CP: Some argue that Christians should stop "whining" about being mistreated. Do they have a point?

Yancey: There are Christians who cry persecution at everything. Let me be clear that I am not, nor have I ever, argued that Christians in the United States are being persecuted. Christians in the United States, unlike Christians in certain other countries, are not thrown in jail, or killed specifically because of their faith. If that changes in the future then I will talk of Christians being persecuted in the United States. But right now, it is imprudent for Christians in the United States to talk about persecution.

However, anti-Christian bias is real and produces tangible consequences. For example, I documented in a previous book, Compromising Scholarship, the willingness of academics to discriminate against conservative Protestants. Other research has supported the reality of anti-Christian academic bias. It remains to be seen if future research will register the effects of anti-Christian bias in other social institutions.

While Christians are not persecuted today, they do face the reality of anti-religious bigotry. Christians should take a middle ground approach where they avoid claims of persecution but recognize the reality of how modern Christianophobia impacts society.

CP: You wrote the book before the recent Duggar family scandal. Some critics are saying it is another example of Christian hypocrisy. What lessons do you think Christians should take from the scandal?

Yancey: It is not a story I have been closely following so I will stay away from any attempt to adjudicate this particular situation. My general perspective is that Christians should be careful placing too much trust in individual Christians. We have a tendency to try to portray our heroes as perfect. But all humans are fallen and we should not portray ourselves in that way if we want an honest dialog with non-Christians.

I have never engaged in anything like child molestation but neither am I proud of everything I have done in my life. Indeed our weakness and sin nature is why we need a Savior. If we recognize this then we can stay away from a celebrity mentality where we put certain Christians on a pedestal because they have achieved fame.

CP: You have conducted research and written about racial reconciliation. Did some of what you learned help you with this book?

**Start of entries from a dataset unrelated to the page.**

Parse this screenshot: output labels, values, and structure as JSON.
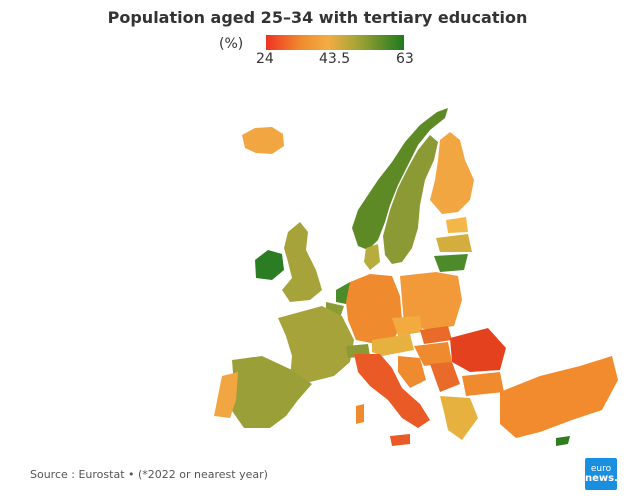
{
  "title": "Population aged 25–34 with tertiary education",
  "legend": {
    "unit": "(%)",
    "min_label": "24",
    "mid_label": "43.5",
    "max_label": "63",
    "colors": [
      "#ee3322",
      "#f08a2e",
      "#f2ad44",
      "#a8a537",
      "#1f7a1f"
    ]
  },
  "source": "Source : Eurostat • (*2022 or nearest year)",
  "logo": {
    "line1": "euro",
    "line2": "news."
  },
  "map_colors": {
    "green_dark": "#2f7d1f",
    "olive": "#9aa037",
    "olive_light": "#b4a93e",
    "yellow": "#e6b13f",
    "orange_light": "#f2a641",
    "orange": "#f08a2e",
    "orange_dark": "#ea6a2a",
    "red": "#e4421f",
    "turkey": "#f28a2e"
  }
}
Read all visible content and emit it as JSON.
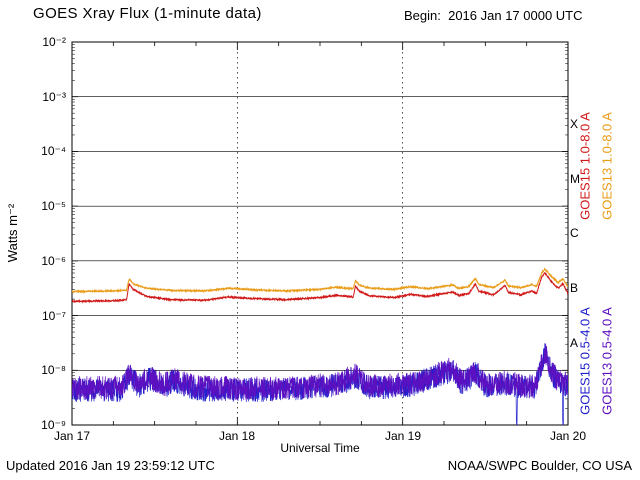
{
  "header": {
    "title": "GOES Xray Flux (1-minute data)",
    "begin": "Begin:  2016 Jan 17 0000 UTC"
  },
  "footer": {
    "updated": "Updated 2016 Jan 19 23:59:12 UTC",
    "credit": "NOAA/SWPC Boulder, CO USA"
  },
  "chart_data": {
    "type": "line",
    "title": "GOES Xray Flux (1-minute data)",
    "xlabel": "Universal Time",
    "ylabel": "Watts m⁻²",
    "x_unit": "days since 2016 Jan 17 0000 UTC",
    "xlim": [
      0,
      3
    ],
    "ylog_range": [
      -9,
      -2
    ],
    "y_scale": "log10 Watts per square meter",
    "y_tick_labels": [
      "10⁻²",
      "10⁻³",
      "10⁻⁴",
      "10⁻⁵",
      "10⁻⁶",
      "10⁻⁷",
      "10⁻⁸",
      "10⁻⁹"
    ],
    "x_ticks": [
      {
        "day": 0,
        "label": "Jan 17"
      },
      {
        "day": 1,
        "label": "Jan 18"
      },
      {
        "day": 2,
        "label": "Jan 19"
      },
      {
        "day": 3,
        "label": "Jan 20"
      }
    ],
    "flare_classes": [
      {
        "label": "X",
        "log_center": -3.5
      },
      {
        "label": "M",
        "log_center": -4.5
      },
      {
        "label": "C",
        "log_center": -5.5
      },
      {
        "label": "B",
        "log_center": -6.5
      },
      {
        "label": "A",
        "log_center": -7.5
      }
    ],
    "grid": {
      "h_decades": [
        -3,
        -4,
        -5,
        -6,
        -7,
        -8
      ],
      "v_dashed_days": [
        1,
        2
      ]
    },
    "series": [
      {
        "name": "GOES15 1.0-8.0 A",
        "color": "#d01818",
        "noise_dex": 0.012,
        "points": [
          [
            0.0,
            -6.74
          ],
          [
            0.25,
            -6.73
          ],
          [
            0.33,
            -6.71
          ],
          [
            0.345,
            -6.42
          ],
          [
            0.37,
            -6.52
          ],
          [
            0.45,
            -6.65
          ],
          [
            0.6,
            -6.71
          ],
          [
            0.8,
            -6.72
          ],
          [
            0.95,
            -6.66
          ],
          [
            1.1,
            -6.69
          ],
          [
            1.3,
            -6.71
          ],
          [
            1.5,
            -6.67
          ],
          [
            1.6,
            -6.63
          ],
          [
            1.7,
            -6.66
          ],
          [
            1.715,
            -6.46
          ],
          [
            1.735,
            -6.55
          ],
          [
            1.8,
            -6.64
          ],
          [
            1.95,
            -6.67
          ],
          [
            2.05,
            -6.61
          ],
          [
            2.15,
            -6.65
          ],
          [
            2.3,
            -6.57
          ],
          [
            2.34,
            -6.63
          ],
          [
            2.4,
            -6.6
          ],
          [
            2.44,
            -6.42
          ],
          [
            2.46,
            -6.55
          ],
          [
            2.55,
            -6.62
          ],
          [
            2.62,
            -6.45
          ],
          [
            2.64,
            -6.58
          ],
          [
            2.72,
            -6.62
          ],
          [
            2.78,
            -6.55
          ],
          [
            2.81,
            -6.6
          ],
          [
            2.84,
            -6.3
          ],
          [
            2.86,
            -6.22
          ],
          [
            2.9,
            -6.38
          ],
          [
            2.94,
            -6.5
          ],
          [
            2.97,
            -6.42
          ],
          [
            3.0,
            -6.6
          ]
        ]
      },
      {
        "name": "GOES13 1.0-8.0 A",
        "color": "#e89c18",
        "noise_dex": 0.012,
        "points": [
          [
            0.0,
            -6.56
          ],
          [
            0.25,
            -6.55
          ],
          [
            0.33,
            -6.54
          ],
          [
            0.345,
            -6.33
          ],
          [
            0.37,
            -6.42
          ],
          [
            0.45,
            -6.5
          ],
          [
            0.6,
            -6.54
          ],
          [
            0.8,
            -6.55
          ],
          [
            0.95,
            -6.5
          ],
          [
            1.1,
            -6.53
          ],
          [
            1.3,
            -6.55
          ],
          [
            1.5,
            -6.52
          ],
          [
            1.6,
            -6.48
          ],
          [
            1.7,
            -6.51
          ],
          [
            1.715,
            -6.36
          ],
          [
            1.735,
            -6.44
          ],
          [
            1.8,
            -6.5
          ],
          [
            1.95,
            -6.52
          ],
          [
            2.05,
            -6.47
          ],
          [
            2.15,
            -6.51
          ],
          [
            2.3,
            -6.44
          ],
          [
            2.34,
            -6.5
          ],
          [
            2.4,
            -6.47
          ],
          [
            2.44,
            -6.32
          ],
          [
            2.46,
            -6.43
          ],
          [
            2.55,
            -6.49
          ],
          [
            2.62,
            -6.35
          ],
          [
            2.64,
            -6.46
          ],
          [
            2.72,
            -6.49
          ],
          [
            2.78,
            -6.43
          ],
          [
            2.81,
            -6.47
          ],
          [
            2.84,
            -6.22
          ],
          [
            2.86,
            -6.15
          ],
          [
            2.9,
            -6.28
          ],
          [
            2.94,
            -6.4
          ],
          [
            2.97,
            -6.33
          ],
          [
            3.0,
            -6.48
          ]
        ]
      },
      {
        "name": "GOES15 0.5-4.0 A",
        "color": "#2020cc",
        "noise_dex": 0.22,
        "points": [
          [
            0.0,
            -8.36
          ],
          [
            0.3,
            -8.36
          ],
          [
            0.345,
            -8.1
          ],
          [
            0.4,
            -8.3
          ],
          [
            0.47,
            -8.15
          ],
          [
            0.55,
            -8.3
          ],
          [
            0.62,
            -8.2
          ],
          [
            0.75,
            -8.35
          ],
          [
            1.0,
            -8.36
          ],
          [
            1.3,
            -8.36
          ],
          [
            1.6,
            -8.28
          ],
          [
            1.715,
            -8.12
          ],
          [
            1.8,
            -8.33
          ],
          [
            2.05,
            -8.28
          ],
          [
            2.3,
            -8.0
          ],
          [
            2.36,
            -8.25
          ],
          [
            2.44,
            -8.05
          ],
          [
            2.5,
            -8.28
          ],
          [
            2.6,
            -8.25
          ],
          [
            2.685,
            -8.3
          ],
          [
            2.69,
            -9.3
          ],
          [
            2.695,
            -8.3
          ],
          [
            2.8,
            -8.33
          ],
          [
            2.84,
            -7.9
          ],
          [
            2.86,
            -7.68
          ],
          [
            2.9,
            -8.05
          ],
          [
            2.94,
            -8.2
          ],
          [
            2.965,
            -8.25
          ],
          [
            2.97,
            -9.3
          ],
          [
            2.975,
            -8.25
          ],
          [
            3.0,
            -8.3
          ]
        ]
      },
      {
        "name": "GOES13 0.5-4.0 A",
        "color": "#5c10c0",
        "noise_dex": 0.22,
        "points": [
          [
            0.0,
            -8.32
          ],
          [
            0.3,
            -8.32
          ],
          [
            0.345,
            -8.06
          ],
          [
            0.4,
            -8.26
          ],
          [
            0.47,
            -8.12
          ],
          [
            0.55,
            -8.27
          ],
          [
            0.62,
            -8.17
          ],
          [
            0.75,
            -8.31
          ],
          [
            1.0,
            -8.33
          ],
          [
            1.3,
            -8.33
          ],
          [
            1.6,
            -8.25
          ],
          [
            1.715,
            -8.08
          ],
          [
            1.8,
            -8.3
          ],
          [
            2.05,
            -8.25
          ],
          [
            2.3,
            -7.97
          ],
          [
            2.36,
            -8.22
          ],
          [
            2.44,
            -8.02
          ],
          [
            2.5,
            -8.25
          ],
          [
            2.6,
            -8.22
          ],
          [
            2.8,
            -8.3
          ],
          [
            2.84,
            -7.88
          ],
          [
            2.86,
            -7.65
          ],
          [
            2.9,
            -8.02
          ],
          [
            2.94,
            -8.18
          ],
          [
            3.0,
            -8.27
          ]
        ]
      }
    ],
    "legend_position": "right-rotated",
    "grid_on": true
  }
}
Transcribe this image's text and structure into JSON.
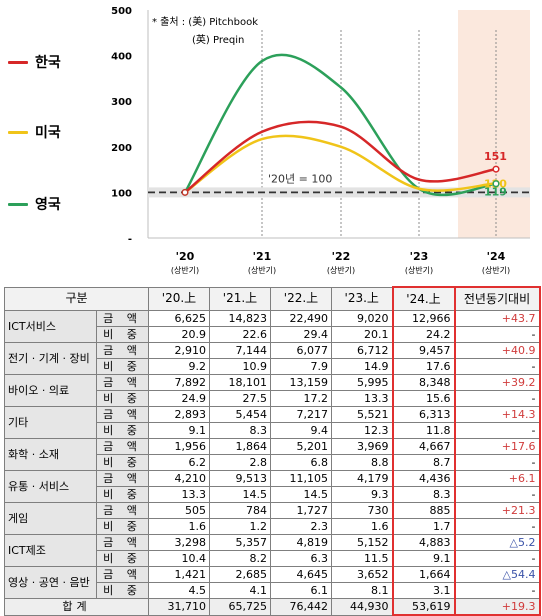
{
  "chart_data": {
    "type": "line",
    "categories": [
      "'20",
      "'21",
      "'22",
      "'23",
      "'24"
    ],
    "category_sublabel": "(상반기)",
    "y_ticks": [
      "500",
      "400",
      "300",
      "200",
      "100",
      "-"
    ],
    "ylim": [
      0,
      500
    ],
    "baseline_label": "'20년 = 100",
    "baseline_value": 100,
    "highlight_category": "'24",
    "source_note": [
      "* 출처 : (美) Pitchbook",
      "(英) Preqin"
    ],
    "series": [
      {
        "name": "한국",
        "color": "#d62728",
        "values": [
          100,
          233,
          244,
          128,
          151
        ],
        "end_label": "151"
      },
      {
        "name": "미국",
        "color": "#f0c419",
        "values": [
          100,
          217,
          200,
          108,
          120
        ],
        "end_label": "120"
      },
      {
        "name": "영국",
        "color": "#2ca05a",
        "values": [
          100,
          388,
          330,
          108,
          119
        ],
        "end_label": "119"
      }
    ]
  },
  "table": {
    "header": {
      "group": "구분",
      "periods": [
        "'20.上",
        "'21.上",
        "'22.上",
        "'23.上",
        "'24.上"
      ],
      "yoy": "전년동기대비"
    },
    "metric_labels": {
      "amount": "금 액",
      "share": "비 중"
    },
    "rows": [
      {
        "name": "ICT서비스",
        "amount": [
          "6,625",
          "14,823",
          "22,490",
          "9,020",
          "12,966"
        ],
        "share": [
          "20.9",
          "22.6",
          "29.4",
          "20.1",
          "24.2"
        ],
        "yoy": "+43.7",
        "yoy_share": "-",
        "yoy_dir": "up"
      },
      {
        "name": "전기 · 기계 · 장비",
        "amount": [
          "2,910",
          "7,144",
          "6,077",
          "6,712",
          "9,457"
        ],
        "share": [
          "9.2",
          "10.9",
          "7.9",
          "14.9",
          "17.6"
        ],
        "yoy": "+40.9",
        "yoy_share": "-",
        "yoy_dir": "up"
      },
      {
        "name": "바이오 · 의료",
        "amount": [
          "7,892",
          "18,101",
          "13,159",
          "5,995",
          "8,348"
        ],
        "share": [
          "24.9",
          "27.5",
          "17.2",
          "13.3",
          "15.6"
        ],
        "yoy": "+39.2",
        "yoy_share": "-",
        "yoy_dir": "up"
      },
      {
        "name": "기타",
        "amount": [
          "2,893",
          "5,454",
          "7,217",
          "5,521",
          "6,313"
        ],
        "share": [
          "9.1",
          "8.3",
          "9.4",
          "12.3",
          "11.8"
        ],
        "yoy": "+14.3",
        "yoy_share": "-",
        "yoy_dir": "up"
      },
      {
        "name": "화학 · 소재",
        "amount": [
          "1,956",
          "1,864",
          "5,201",
          "3,969",
          "4,667"
        ],
        "share": [
          "6.2",
          "2.8",
          "6.8",
          "8.8",
          "8.7"
        ],
        "yoy": "+17.6",
        "yoy_share": "-",
        "yoy_dir": "up"
      },
      {
        "name": "유통 · 서비스",
        "amount": [
          "4,210",
          "9,513",
          "11,105",
          "4,179",
          "4,436"
        ],
        "share": [
          "13.3",
          "14.5",
          "14.5",
          "9.3",
          "8.3"
        ],
        "yoy": "+6.1",
        "yoy_share": "-",
        "yoy_dir": "up"
      },
      {
        "name": "게임",
        "amount": [
          "505",
          "784",
          "1,727",
          "730",
          "885"
        ],
        "share": [
          "1.6",
          "1.2",
          "2.3",
          "1.6",
          "1.7"
        ],
        "yoy": "+21.3",
        "yoy_share": "-",
        "yoy_dir": "up"
      },
      {
        "name": "ICT제조",
        "amount": [
          "3,298",
          "5,357",
          "4,819",
          "5,152",
          "4,883"
        ],
        "share": [
          "10.4",
          "8.2",
          "6.3",
          "11.5",
          "9.1"
        ],
        "yoy": "△5.2",
        "yoy_share": "-",
        "yoy_dir": "down"
      },
      {
        "name": "영상 · 공연 · 음반",
        "amount": [
          "1,421",
          "2,685",
          "4,645",
          "3,652",
          "1,664"
        ],
        "share": [
          "4.5",
          "4.1",
          "6.1",
          "8.1",
          "3.1"
        ],
        "yoy": "△54.4",
        "yoy_share": "-",
        "yoy_dir": "down"
      }
    ],
    "total": {
      "label": "합계",
      "values": [
        "31,710",
        "65,725",
        "76,442",
        "44,930",
        "53,619"
      ],
      "yoy": "+19.3"
    }
  }
}
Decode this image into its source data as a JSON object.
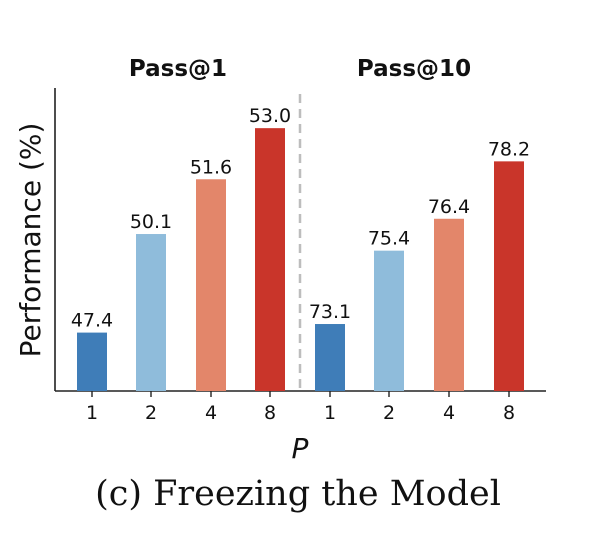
{
  "chart_data": {
    "type": "bar",
    "ylabel": "Performance (%)",
    "xlabel": "P",
    "ylim": [
      45.8,
      54.1
    ],
    "caption": "(c) Freezing the Model",
    "colors": [
      "#3f7db8",
      "#8fbcdb",
      "#e3866a",
      "#c9352a"
    ],
    "groups": [
      {
        "title": "Pass@1",
        "categories": [
          "1",
          "2",
          "4",
          "8"
        ],
        "values": [
          47.4,
          50.1,
          51.6,
          53.0
        ],
        "labels": [
          "47.4",
          "50.1",
          "51.6",
          "53.0"
        ]
      },
      {
        "title": "Pass@10",
        "categories": [
          "1",
          "2",
          "4",
          "8"
        ],
        "values": [
          73.1,
          75.4,
          76.4,
          78.2
        ],
        "labels": [
          "73.1",
          "75.4",
          "76.4",
          "78.2"
        ],
        "ylim": [
          71.0,
          80.5
        ]
      }
    ]
  }
}
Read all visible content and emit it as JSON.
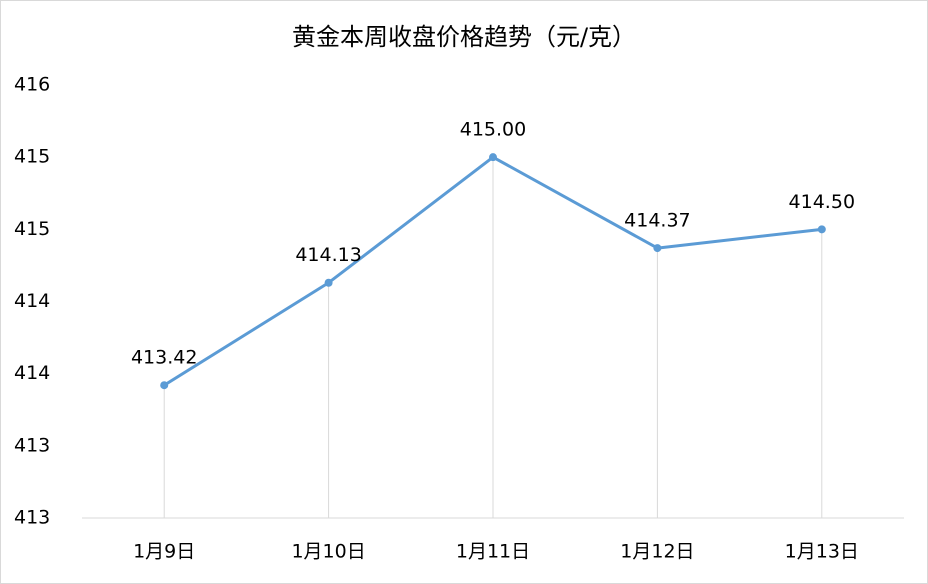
{
  "chart_data": {
    "type": "line",
    "title": "黄金本周收盘价格趋势（元/克）",
    "categories": [
      "1月9日",
      "1月10日",
      "1月11日",
      "1月12日",
      "1月13日"
    ],
    "series": [
      {
        "name": "收盘价格",
        "color": "#5b9bd5",
        "values": [
          413.42,
          414.13,
          415.0,
          414.37,
          414.5
        ],
        "value_labels": [
          "413.42",
          "414.13",
          "415.00",
          "414.37",
          "414.50"
        ]
      }
    ],
    "ylim": [
      412.5,
      415.5
    ],
    "yticks": [
      {
        "value": 412.5,
        "label": "413"
      },
      {
        "value": 413,
        "label": "413"
      },
      {
        "value": 413.5,
        "label": "414"
      },
      {
        "value": 414,
        "label": "414"
      },
      {
        "value": 414.5,
        "label": "415"
      },
      {
        "value": 415,
        "label": "415"
      },
      {
        "value": 415.5,
        "label": "416"
      }
    ],
    "drop_lines": true
  }
}
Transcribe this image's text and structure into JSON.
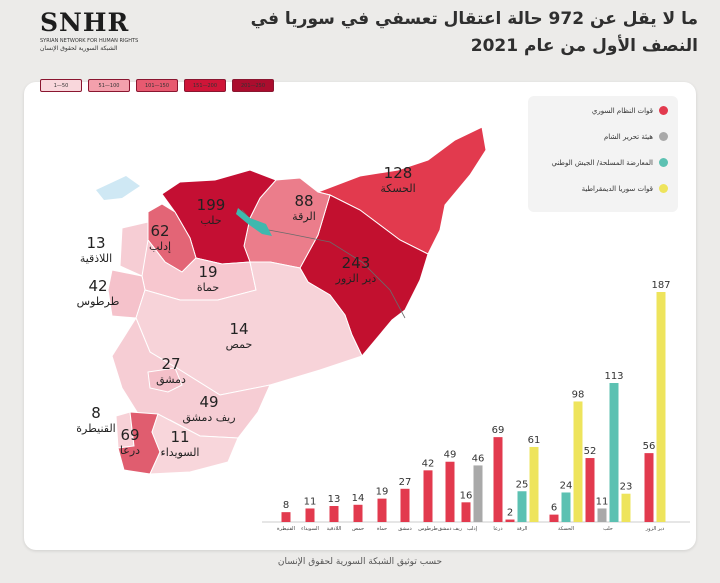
{
  "logo": {
    "main": "SNHR",
    "english": "SYRIAN NETWORK FOR HUMAN RIGHTS",
    "arabic": "الشبكة السورية لحقوق الإنسان"
  },
  "title": "ما لا يقل عن 972 حالة اعتقال تعسفي في سوريا في النصف الأول من عام 2021",
  "scale": [
    {
      "label": "1—50",
      "color": "#f9d7dc"
    },
    {
      "label": "51—100",
      "color": "#f3a0ac"
    },
    {
      "label": "101—150",
      "color": "#e75a70"
    },
    {
      "label": "151—200",
      "color": "#cf1538"
    },
    {
      "label": "201—250",
      "color": "#ab0d2e"
    }
  ],
  "legend": [
    {
      "label": "قوات النظام السوري",
      "color": "#e23a4e"
    },
    {
      "label": "هيئة تحرير الشام",
      "color": "#a9a9a9"
    },
    {
      "label": "المعارضة المسلحة/ الجيش الوطني",
      "color": "#5cc1b2"
    },
    {
      "label": "قوات سوريا الديمقراطية",
      "color": "#eee45c"
    }
  ],
  "map_labels": [
    {
      "value": "128",
      "name": "الحسكة"
    },
    {
      "value": "199",
      "name": "حلب"
    },
    {
      "value": "88",
      "name": "الرقة"
    },
    {
      "value": "62",
      "name": "إدلب"
    },
    {
      "value": "13",
      "name": "اللاذقية"
    },
    {
      "value": "243",
      "name": "دير الزور"
    },
    {
      "value": "19",
      "name": "حماة"
    },
    {
      "value": "42",
      "name": "طرطوس"
    },
    {
      "value": "14",
      "name": "حمص"
    },
    {
      "value": "27",
      "name": "دمشق"
    },
    {
      "value": "49",
      "name": "ريف دمشق"
    },
    {
      "value": "8",
      "name": "القنيطرة"
    },
    {
      "value": "69",
      "name": "درعا"
    },
    {
      "value": "11",
      "name": "السويداء"
    }
  ],
  "chart_data": {
    "type": "bar",
    "categories": [
      "القنيطرة",
      "السويداء",
      "اللاذقية",
      "حمص",
      "حماة",
      "دمشق",
      "طرطوس",
      "ريف دمشق",
      "إدلب",
      "درعا",
      "الرقة",
      "الحسكة",
      "حلب",
      "دير الزور"
    ],
    "series": [
      {
        "name": "قوات النظام السوري",
        "color": "#e23a4e",
        "values": [
          8,
          11,
          13,
          14,
          19,
          27,
          42,
          49,
          16,
          69,
          2,
          6,
          52,
          56
        ]
      },
      {
        "name": "هيئة تحرير الشام",
        "color": "#a9a9a9",
        "values": [
          null,
          null,
          null,
          null,
          null,
          null,
          null,
          null,
          46,
          null,
          null,
          null,
          11,
          null
        ]
      },
      {
        "name": "المعارضة المسلحة/ الجيش الوطني",
        "color": "#5cc1b2",
        "values": [
          null,
          null,
          null,
          null,
          null,
          null,
          null,
          null,
          null,
          null,
          25,
          24,
          113,
          null
        ]
      },
      {
        "name": "قوات سوريا الديمقراطية",
        "color": "#eee45c",
        "values": [
          null,
          null,
          null,
          null,
          null,
          null,
          null,
          null,
          null,
          null,
          61,
          98,
          23,
          187
        ]
      }
    ],
    "ylim": [
      0,
      187
    ]
  },
  "footer": "حسب توثيق الشبكة السورية لحقوق الإنسان"
}
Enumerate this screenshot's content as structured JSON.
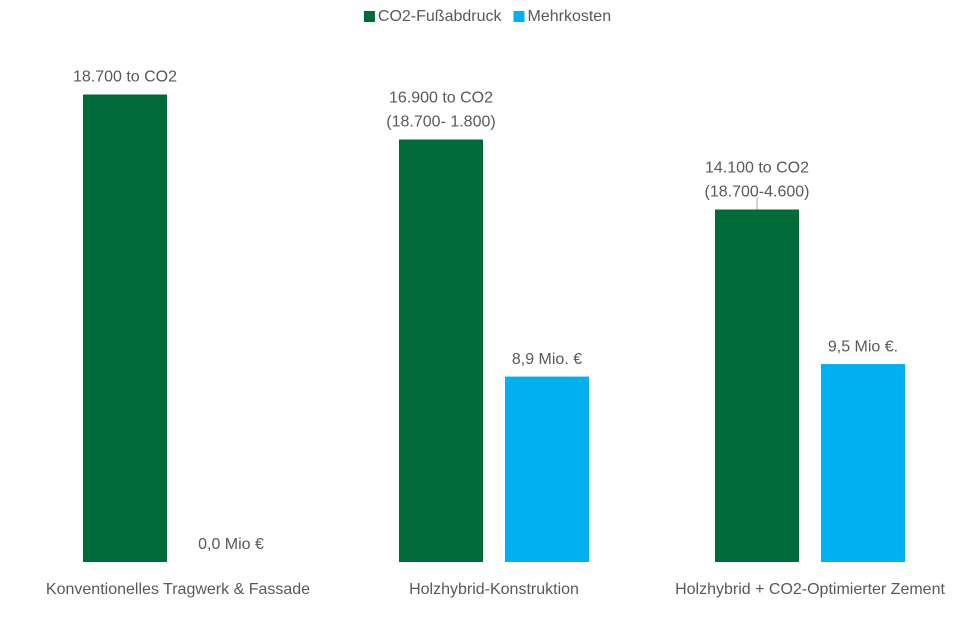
{
  "chart_data": {
    "type": "bar",
    "categories": [
      "Konventionelles Tragwerk & Fassade",
      "Holzhybrid-Konstruktion",
      "Holzhybrid + CO2-Optimierter Zement"
    ],
    "series": [
      {
        "name": "CO2-Fußabdruck",
        "color": "#006a38",
        "values": [
          18700,
          16900,
          14100
        ],
        "value_labels": [
          [
            "18.700 to CO2"
          ],
          [
            "16.900 to CO2",
            "(18.700- 1.800)"
          ],
          [
            "14.100 to CO2",
            "(18.700-4.600)"
          ]
        ]
      },
      {
        "name": "Mehrkosten",
        "color": "#00b0f0",
        "axis": "y2",
        "values": [
          0,
          8.9,
          9.5
        ],
        "value_labels": [
          [
            "0,0 Mio €"
          ],
          [
            "8,9 Mio. €"
          ],
          [
            "9,5 Mio €."
          ]
        ]
      }
    ],
    "ylim": [
      0,
      20000
    ],
    "y2lim": [
      0,
      24
    ],
    "legend": "top"
  }
}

Yancey: Racism is not the same as Christianophobia. However, there are aspects in our racialized society that can be seen in my examination of Christianophobia. For example, the dehumanizing I documented in SMCSFL is similar in the way minority groups have been dehumanized in other social situations. My work in race and ethnicity has allowed me to understand how racism can be manifested in symbolic and institutional ways which is not unlike some of the mechanisms by which individuals exhibit their Christianophobia.

To be sure there are critical differences between Christianophobia and racism, so it is a mistake to think of them as identical. For example, we do not have the history of violence in American Christianophobia that we do with racism. Furthermore, racial minorities have never been the dominant group as Christians have been in our society.

On the one hand, those who tend to exhibit racism in contemporary society do not have a lot of social power and one of the worst things a person can be called today is a racist. On the other hand, those who have Christianophobia today tend to have cultural power and anti-Christian stereotypes are fairly widely accepted among the highly educated. Thus, we have to be careful to recognize the real differences between racism and Christianophobia, even though there are common patterns of prejudice and dehumanization that seem to emerge whenever bigotry surfaces in human society.